Amendement (sans numéro) — APRÈS L'ARTICLE 15, insérer l'article suivant:

Auteur : Jean-Luc Fugit — Ensemble pour la République (Rhône · 11ᵉ)
Texte visé : Projet de loi d’urgence pour la protection et la souveraineté agricoles
Article : APRÈS L'ARTICLE 15, insérer l'article suivant:
Date de dépôt : 2026-04-28
Date de sort : 2026-05-06

Dispositif

Le 19° du I de l’article L. 1 du code rural et de la pêche maritime est complété par les mots suivants :

« dans ce cadre, l’action publique en matière de santé animale s’inscrit dans une logique de prévention et d’anticipation, fondée sur les connaissances scientifiques et mise en œuvre en amont des crises sanitaires, afin d’en limiter la survenue, la propagation et les impacts sanitaires et économiques, le cas échéant par la mobilisation de moyens publics ; »

 

Exposé sommaire

Les crises sanitaires récentes affectant l'élevage ont mis en évidence les limites d'une politique de santé animale principalement orientée vers la gestion des crises. Une approche plus anticipatrice, intégrant la prévention et la préparation face aux maladies émergentes ou à fort impact, permettrait de mieux maîtriser leur propagation et de limiter leurs conséquences socio-économiques. Sur le plan budgétaire, l'expérience montre que les dépenses de prévention sont inférieures aux coûts générés a posteriori, notamment en matière d'indemnisations.

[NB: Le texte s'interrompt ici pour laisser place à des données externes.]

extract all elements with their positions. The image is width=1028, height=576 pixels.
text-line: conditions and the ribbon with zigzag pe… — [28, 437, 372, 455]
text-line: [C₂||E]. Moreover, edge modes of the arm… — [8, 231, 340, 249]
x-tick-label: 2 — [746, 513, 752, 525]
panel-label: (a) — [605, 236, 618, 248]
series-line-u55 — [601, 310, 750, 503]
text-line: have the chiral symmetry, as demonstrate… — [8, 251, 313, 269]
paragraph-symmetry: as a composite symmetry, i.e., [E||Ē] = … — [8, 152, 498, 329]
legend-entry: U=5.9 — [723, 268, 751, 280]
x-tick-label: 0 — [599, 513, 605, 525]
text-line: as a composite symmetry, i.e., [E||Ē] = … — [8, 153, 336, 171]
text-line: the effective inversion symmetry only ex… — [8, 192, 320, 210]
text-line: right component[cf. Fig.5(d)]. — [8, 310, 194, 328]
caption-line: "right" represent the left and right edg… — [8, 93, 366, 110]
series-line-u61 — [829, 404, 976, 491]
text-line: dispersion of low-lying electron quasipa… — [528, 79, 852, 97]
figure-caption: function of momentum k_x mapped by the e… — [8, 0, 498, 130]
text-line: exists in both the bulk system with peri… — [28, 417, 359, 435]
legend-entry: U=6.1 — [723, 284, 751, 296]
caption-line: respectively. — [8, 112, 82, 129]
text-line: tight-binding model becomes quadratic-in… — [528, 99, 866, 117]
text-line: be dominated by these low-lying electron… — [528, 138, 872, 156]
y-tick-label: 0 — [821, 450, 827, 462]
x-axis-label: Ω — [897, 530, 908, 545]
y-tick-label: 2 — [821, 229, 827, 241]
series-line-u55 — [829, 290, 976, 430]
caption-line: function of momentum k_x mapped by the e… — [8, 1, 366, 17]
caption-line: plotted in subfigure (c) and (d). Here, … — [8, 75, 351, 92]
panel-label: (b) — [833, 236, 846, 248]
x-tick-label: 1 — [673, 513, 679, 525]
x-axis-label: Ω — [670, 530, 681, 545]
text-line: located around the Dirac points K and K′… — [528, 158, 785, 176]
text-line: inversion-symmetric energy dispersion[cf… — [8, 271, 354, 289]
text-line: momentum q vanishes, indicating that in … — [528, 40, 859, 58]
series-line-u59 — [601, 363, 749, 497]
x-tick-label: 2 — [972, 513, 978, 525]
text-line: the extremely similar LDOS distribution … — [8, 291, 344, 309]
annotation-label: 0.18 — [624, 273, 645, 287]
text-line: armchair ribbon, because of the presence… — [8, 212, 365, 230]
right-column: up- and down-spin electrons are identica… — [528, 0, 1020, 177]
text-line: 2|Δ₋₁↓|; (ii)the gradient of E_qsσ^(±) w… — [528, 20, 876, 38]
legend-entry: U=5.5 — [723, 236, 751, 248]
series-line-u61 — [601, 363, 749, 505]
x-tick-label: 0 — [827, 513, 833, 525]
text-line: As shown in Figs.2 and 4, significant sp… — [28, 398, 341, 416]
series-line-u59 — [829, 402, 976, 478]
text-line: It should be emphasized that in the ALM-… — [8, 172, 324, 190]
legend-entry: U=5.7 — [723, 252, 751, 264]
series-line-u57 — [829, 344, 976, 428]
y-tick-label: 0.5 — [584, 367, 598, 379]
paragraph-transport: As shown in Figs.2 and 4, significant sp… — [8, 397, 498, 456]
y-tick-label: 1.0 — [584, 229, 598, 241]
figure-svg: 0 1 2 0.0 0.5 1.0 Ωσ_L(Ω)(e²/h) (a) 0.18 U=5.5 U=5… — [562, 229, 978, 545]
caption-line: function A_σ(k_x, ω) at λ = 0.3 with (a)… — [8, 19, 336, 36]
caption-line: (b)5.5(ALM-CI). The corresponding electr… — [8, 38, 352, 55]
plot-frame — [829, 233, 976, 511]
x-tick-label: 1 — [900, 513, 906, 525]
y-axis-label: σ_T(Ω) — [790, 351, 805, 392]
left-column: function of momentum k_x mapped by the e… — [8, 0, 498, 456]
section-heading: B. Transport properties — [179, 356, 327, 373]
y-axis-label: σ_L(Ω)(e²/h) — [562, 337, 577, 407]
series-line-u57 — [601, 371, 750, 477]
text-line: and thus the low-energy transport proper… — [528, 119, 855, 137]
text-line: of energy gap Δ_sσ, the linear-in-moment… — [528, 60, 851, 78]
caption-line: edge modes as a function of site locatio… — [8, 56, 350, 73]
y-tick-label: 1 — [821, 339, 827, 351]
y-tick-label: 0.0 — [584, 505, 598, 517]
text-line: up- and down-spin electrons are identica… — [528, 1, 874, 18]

Le gouvernement a d'ores et déjà engagé une réflexion structurée dans cette direction, tant au niveau national qu'européen, dont les Assises de la santé animale constituent une illustration concrète et bienvenue. Cette démarche témoigne d'une volonté partagée de faire évoluer le cadre de la politique sanitaire vers davantage d'anticipation et de cohérence.

Le présent amendement s'inscrit dans la continuité de ce processus. Il vise à inscrire explicitement, au sein des objectifs de la politique agricole et sanitaire, la dimension d'anticipation et de préparation aux crises sanitaires, en complément de leur gestion.

Cette orientation a pour effet de sécuriser le recours aux outils de prévention existants, dont la vaccination animale, sans créer d'obligation nouvelle ni modifier les cadres réglementaires en vigueur. Elle reconnaît également la légitimité de la mobilisation de moyens publics en faveur d'actions de prévention collective, dès lors que celles-ci contribuent à réduire durablement les risques sanitaires et leurs conséquences économiques.